Video Contents: Seven videos pertaining to procedures covered in this book are available for viewing.   Go to the first page of this book to get the access code, then visit www.MediaCenter.Thieme,com. When prompted during the registration, enter that access code.

The editors write in the Preface: “The femtosecond laser has emerged as a true game changer, first in corneal refractive where it was introduced for flap creation during LASIK and then from 2008 onward, in cataract surgery. In the industrialized world, cataract surgery is the most frequently performed invasive procedure, far ahead of the implantation of artificial hips and knees as well as of the removal of inflamed appendices and gall bladders. Only the number of extracted teeth might in some countries exceed the number of implanted ocular lens. It is common knowledge these days that cataract surgery is always a refractive surgery.”

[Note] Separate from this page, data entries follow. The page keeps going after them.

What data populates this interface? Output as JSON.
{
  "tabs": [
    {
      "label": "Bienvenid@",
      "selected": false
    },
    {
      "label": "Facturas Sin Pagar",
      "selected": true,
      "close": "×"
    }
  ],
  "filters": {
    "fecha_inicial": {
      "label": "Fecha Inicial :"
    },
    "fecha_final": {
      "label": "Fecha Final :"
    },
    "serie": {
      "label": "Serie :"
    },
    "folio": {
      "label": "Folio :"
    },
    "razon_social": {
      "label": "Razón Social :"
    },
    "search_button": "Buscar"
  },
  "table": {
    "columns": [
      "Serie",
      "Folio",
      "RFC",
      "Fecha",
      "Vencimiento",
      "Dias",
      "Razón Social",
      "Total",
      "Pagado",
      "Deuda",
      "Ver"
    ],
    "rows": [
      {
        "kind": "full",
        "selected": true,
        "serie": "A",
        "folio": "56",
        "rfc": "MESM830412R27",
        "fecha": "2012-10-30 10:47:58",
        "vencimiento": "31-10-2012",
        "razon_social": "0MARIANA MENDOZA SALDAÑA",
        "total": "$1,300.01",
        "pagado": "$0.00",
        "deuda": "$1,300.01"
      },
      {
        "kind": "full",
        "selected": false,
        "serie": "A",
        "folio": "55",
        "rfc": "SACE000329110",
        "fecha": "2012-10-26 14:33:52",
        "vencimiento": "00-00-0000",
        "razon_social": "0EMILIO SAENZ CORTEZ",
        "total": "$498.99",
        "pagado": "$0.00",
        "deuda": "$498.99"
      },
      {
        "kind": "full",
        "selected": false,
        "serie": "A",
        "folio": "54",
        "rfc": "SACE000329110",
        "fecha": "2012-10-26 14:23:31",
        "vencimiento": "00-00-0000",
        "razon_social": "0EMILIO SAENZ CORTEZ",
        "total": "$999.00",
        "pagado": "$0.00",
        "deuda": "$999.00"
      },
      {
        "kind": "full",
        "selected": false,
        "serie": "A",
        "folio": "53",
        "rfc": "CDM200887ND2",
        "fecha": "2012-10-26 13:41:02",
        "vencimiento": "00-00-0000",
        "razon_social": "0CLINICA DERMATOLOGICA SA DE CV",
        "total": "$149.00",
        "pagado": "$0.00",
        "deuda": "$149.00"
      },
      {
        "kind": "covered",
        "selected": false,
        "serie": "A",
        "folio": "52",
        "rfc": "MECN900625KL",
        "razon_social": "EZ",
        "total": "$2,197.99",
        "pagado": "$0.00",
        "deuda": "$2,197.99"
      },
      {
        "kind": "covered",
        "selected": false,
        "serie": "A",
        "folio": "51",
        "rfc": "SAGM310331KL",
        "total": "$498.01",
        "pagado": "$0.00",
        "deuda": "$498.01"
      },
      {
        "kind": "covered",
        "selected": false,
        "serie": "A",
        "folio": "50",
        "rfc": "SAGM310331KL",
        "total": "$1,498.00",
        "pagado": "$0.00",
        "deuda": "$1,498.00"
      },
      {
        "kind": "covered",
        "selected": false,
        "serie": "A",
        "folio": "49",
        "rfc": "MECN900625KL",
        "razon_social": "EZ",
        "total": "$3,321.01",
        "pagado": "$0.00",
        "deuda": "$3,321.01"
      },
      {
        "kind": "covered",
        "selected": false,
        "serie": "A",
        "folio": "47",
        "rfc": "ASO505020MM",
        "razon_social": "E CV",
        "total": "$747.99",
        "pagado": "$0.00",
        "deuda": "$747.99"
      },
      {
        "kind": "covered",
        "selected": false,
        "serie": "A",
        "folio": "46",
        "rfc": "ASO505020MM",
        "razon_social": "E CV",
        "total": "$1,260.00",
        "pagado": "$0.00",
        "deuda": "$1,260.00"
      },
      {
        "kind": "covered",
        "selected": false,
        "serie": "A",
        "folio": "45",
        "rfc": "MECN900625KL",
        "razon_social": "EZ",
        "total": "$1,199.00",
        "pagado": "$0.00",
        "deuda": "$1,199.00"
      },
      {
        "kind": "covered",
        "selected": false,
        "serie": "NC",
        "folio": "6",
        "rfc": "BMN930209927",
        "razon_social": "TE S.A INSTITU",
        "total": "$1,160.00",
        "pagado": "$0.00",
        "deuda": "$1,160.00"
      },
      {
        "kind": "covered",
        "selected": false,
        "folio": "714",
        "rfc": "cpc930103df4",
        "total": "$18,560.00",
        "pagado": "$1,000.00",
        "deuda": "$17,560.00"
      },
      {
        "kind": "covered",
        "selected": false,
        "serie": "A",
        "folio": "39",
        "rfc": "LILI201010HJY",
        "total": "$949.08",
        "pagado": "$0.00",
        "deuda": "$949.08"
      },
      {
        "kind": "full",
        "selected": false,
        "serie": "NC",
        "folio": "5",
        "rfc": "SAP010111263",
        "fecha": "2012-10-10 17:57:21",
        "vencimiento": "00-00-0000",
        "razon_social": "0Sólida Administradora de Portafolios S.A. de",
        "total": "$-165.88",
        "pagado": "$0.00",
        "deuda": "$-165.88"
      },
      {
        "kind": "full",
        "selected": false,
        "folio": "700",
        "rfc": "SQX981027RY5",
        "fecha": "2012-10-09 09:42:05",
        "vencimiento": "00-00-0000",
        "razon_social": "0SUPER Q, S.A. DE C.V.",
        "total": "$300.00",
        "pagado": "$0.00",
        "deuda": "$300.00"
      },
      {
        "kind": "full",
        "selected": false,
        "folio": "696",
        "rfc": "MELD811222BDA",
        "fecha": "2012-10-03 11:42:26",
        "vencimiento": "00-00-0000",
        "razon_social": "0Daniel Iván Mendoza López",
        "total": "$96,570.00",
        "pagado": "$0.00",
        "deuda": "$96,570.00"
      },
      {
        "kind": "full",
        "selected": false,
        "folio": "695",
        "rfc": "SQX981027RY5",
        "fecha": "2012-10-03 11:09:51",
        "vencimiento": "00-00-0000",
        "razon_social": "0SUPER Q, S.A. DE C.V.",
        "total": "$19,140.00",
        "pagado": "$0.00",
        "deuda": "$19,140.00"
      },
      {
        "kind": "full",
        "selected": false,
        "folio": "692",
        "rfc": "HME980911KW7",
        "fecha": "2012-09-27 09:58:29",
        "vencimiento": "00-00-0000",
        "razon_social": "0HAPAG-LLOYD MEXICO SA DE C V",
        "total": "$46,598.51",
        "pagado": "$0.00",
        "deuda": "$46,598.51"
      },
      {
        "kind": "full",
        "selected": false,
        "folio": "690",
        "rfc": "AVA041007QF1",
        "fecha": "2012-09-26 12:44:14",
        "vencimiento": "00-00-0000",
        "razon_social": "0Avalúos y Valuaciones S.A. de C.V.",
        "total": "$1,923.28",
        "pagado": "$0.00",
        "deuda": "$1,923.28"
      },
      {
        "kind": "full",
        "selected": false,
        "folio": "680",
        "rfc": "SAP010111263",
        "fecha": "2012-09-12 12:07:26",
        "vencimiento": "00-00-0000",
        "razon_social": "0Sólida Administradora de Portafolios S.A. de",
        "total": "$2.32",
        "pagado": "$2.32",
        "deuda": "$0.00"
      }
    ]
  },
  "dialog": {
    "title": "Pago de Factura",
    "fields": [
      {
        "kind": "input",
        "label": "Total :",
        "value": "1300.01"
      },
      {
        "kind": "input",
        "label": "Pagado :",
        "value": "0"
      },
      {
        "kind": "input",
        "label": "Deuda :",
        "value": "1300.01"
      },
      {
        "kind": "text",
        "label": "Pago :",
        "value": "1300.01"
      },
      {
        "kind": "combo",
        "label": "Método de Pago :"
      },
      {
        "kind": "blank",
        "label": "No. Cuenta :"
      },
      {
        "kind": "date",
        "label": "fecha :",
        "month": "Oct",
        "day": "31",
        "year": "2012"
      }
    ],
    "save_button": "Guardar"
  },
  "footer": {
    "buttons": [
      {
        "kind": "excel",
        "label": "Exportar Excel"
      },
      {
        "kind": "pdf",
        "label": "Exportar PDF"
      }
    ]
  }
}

“Femtosecond laser promises unsurpassed precision, particularly when creating capsulotomies; it seems to be safe and sometimes maybe safer (as studies in endothelial cell loss seem to indicate) than conventional phacoemulsification – and, speaking of phaco, it might make ultrasound application superfluous in many cases. What is truly fascinating about femtosecond laser-assisted cataract surgery (LCS)? We have a genuine all-comers approach, we have a technology that benefits virtually everybody due to its high precision, safety, and excellent results in the hands of an experienced surgeon.”

Among the key features of this volume are the following:

  • Clinical pearls, outcomes, and complications management in femtosecond laser-assisted in situ keratomilieusis surgery
  • Discussion of crucial steps including capsulotomy, lens fragmentation, and corneal incisions
  • The use of femtosecond Laser for prebyopia, pediatric cataract surgery and ocular comorbidities
  • Extensive videos in ThiemeMediaCenter.com that further elucidate techniques
  • More than 300 high-quality illustrations and photos that ad a rich visual dimension

This is an excellent, pioneering, and extensive text on the introduction, spread, and work-in-progress of femtosecond laser technology and surgery in ophthalmology.



Burkhard Dick, MD, PhD is Director of the University Eye Clinic and Chair of Ophthalmology at the University of Bochum in Bochum, Germany.

Ronald D. Gerste, MD, PhD is an Ophthalmologist, Historian, and Science Writer in North Potomac, Maryland.

Tim Schultz, MD, FEBO is an Ophthalmologist at University Hospital Bochum in Bochum, Germany.